We booked a few dates for the beginning of the summer, and they were alright, but the crowds were nowhere near as big as they once were. It was clear that our core audience had lost interest in the club. I tried various strategies to get people back in the door, and slowly but surely, we did start to win people back. Overall though, progress was slow, and for once I had to learn what it was like to build a crowd from the ground up. To keep my bills paid, I began to venture out of my comfort zone and started hustling at other clubs, which was much more difficult and riskier than what I was used to. I had it easy at Galaxy since I didn't have to drive with anything, and I could keep all the pills at the club overnight. I also didn't have to worry about sneaking them through security, hell, I was protected by security. Now I was being forced to work outside of my own territory, where the chances of robbery or arrest were much higher.
The first big score of the summer was Moonscape, so I packed heavy for that show, sneaking in over a thousand pills, and telling all of my runners to be ready when they got inside. Everything went according to plan, and my runners did most of the work for me that night, so I was able to party without worrying too much about sales.

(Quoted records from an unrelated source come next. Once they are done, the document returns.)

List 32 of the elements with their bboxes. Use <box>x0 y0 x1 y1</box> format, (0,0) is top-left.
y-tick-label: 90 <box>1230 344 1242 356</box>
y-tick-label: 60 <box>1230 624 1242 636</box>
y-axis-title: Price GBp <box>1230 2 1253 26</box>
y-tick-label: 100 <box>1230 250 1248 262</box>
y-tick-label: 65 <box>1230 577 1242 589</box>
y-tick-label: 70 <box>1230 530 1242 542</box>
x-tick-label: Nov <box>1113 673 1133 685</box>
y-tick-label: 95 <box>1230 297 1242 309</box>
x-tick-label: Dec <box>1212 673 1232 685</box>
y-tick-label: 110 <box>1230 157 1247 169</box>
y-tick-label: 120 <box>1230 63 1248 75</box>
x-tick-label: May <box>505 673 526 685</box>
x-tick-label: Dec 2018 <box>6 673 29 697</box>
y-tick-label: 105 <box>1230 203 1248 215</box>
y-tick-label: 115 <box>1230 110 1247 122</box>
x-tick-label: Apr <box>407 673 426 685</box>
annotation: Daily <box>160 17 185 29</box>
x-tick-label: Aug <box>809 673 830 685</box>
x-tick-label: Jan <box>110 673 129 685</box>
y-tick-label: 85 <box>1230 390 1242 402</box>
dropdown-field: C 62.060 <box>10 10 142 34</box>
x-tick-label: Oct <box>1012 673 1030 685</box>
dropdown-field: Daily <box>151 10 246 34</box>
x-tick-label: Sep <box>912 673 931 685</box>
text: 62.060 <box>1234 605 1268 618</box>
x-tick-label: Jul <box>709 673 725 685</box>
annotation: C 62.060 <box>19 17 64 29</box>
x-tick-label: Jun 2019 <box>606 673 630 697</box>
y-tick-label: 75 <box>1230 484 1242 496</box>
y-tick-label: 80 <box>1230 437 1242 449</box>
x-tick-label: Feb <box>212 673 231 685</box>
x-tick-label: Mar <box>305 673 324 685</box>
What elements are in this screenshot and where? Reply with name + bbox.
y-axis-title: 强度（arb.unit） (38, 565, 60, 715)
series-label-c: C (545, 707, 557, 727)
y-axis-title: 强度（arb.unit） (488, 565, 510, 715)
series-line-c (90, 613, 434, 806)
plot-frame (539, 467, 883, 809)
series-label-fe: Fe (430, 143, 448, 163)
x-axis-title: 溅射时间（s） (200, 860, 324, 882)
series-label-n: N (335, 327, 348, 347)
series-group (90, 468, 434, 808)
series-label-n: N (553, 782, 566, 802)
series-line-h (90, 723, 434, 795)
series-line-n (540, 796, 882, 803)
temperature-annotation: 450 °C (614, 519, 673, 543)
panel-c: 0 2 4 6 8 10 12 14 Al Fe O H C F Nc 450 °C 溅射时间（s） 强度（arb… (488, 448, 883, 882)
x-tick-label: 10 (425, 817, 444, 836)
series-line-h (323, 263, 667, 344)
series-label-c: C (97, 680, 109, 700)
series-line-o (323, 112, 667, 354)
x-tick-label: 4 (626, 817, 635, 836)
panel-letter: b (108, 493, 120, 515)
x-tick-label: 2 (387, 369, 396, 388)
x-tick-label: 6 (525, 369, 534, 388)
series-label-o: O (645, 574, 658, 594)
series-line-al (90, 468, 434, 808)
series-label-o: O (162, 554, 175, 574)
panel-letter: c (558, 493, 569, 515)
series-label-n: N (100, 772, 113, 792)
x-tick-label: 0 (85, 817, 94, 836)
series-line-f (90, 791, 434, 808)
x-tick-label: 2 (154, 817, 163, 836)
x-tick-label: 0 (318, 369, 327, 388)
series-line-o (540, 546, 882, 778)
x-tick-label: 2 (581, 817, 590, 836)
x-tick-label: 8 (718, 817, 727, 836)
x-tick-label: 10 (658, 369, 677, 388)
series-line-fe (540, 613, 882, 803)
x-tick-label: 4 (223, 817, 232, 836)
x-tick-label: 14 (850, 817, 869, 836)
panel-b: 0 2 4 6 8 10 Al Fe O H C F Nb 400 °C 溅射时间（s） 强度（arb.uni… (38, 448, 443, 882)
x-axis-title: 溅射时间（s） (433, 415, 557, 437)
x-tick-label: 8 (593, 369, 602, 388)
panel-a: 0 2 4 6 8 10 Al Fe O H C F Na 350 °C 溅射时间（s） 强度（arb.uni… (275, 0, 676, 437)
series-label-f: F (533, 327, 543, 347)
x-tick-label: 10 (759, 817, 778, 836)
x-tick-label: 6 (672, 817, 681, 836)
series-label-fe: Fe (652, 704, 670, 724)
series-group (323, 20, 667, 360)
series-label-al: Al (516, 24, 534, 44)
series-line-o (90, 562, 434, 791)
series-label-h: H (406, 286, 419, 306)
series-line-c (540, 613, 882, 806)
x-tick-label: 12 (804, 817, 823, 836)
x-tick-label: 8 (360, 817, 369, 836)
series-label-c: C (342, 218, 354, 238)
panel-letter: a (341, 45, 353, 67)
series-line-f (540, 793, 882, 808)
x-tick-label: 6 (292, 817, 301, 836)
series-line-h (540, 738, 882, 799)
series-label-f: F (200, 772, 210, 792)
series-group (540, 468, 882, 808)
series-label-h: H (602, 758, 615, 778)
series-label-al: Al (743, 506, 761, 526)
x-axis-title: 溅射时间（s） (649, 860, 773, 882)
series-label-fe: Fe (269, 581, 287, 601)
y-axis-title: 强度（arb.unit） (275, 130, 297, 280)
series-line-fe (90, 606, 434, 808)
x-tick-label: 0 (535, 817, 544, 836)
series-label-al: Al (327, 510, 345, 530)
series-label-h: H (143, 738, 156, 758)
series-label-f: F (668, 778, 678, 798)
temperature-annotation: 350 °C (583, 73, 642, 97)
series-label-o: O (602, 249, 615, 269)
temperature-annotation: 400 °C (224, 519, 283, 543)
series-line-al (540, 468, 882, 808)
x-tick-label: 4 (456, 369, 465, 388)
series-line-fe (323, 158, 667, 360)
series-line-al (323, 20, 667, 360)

As with most Moonscapes, the night was a blur, but the most memorable part of the evening was Dave losing his shit. He was making me a lot of money that night, and he was making a lot of money for himself too, but he was spending his whole share on nitrous and pills. At one point in the evening, we took him back to a secluded area of the park to calm down. It was basically a clearing in the middle of the woods that overlooked a graffiti-covered concrete tunnel.
There was a dozen or so people back there, likely ravers who had been going for years and managed to find out about this secret spot somewhere along the way. We sat back there for an hour or so as Dave calmed down, telling us about his problems at home, his troubles fitting in, and his awkwardness around girls. It wasn't that difficult to get him to calm down, he just needed someone to talk to. Walking these kids through their bad trips and mental struggles became a regular thing for me. I started to feel like it was a part of my responsibility to the tribe. It was weird, I remembered that quite recently I was the spun-out kid who the old heads needed to look out for, but now I was stepping into a sort of guardian role.
Sometimes it felt like I was really making a difference, but it was always hard to tell since I usually only saw these people when they were out partying. As much as I tried to help Dave out though, it seemed like he was on a course of self-destruction. Later in the night when we rejoined the crowds, he ran off and got lost again. At sunrise, when we went to get our yearly picture in front of the bridge, we saw him standing shirtless next to a nitrous tank with a balloon in each hand. The kid was in rough shape, he had lost his phone, lost his ride, and had no clue what was going on. We ended up taking him back to an afterparty at Galaxy, where he could wind down before going home. That night I also made enough cash to settle up with Gordon from the loan his girlfriend gave me for my failed party, so I paid him off before leaving Galaxy, settling my debt.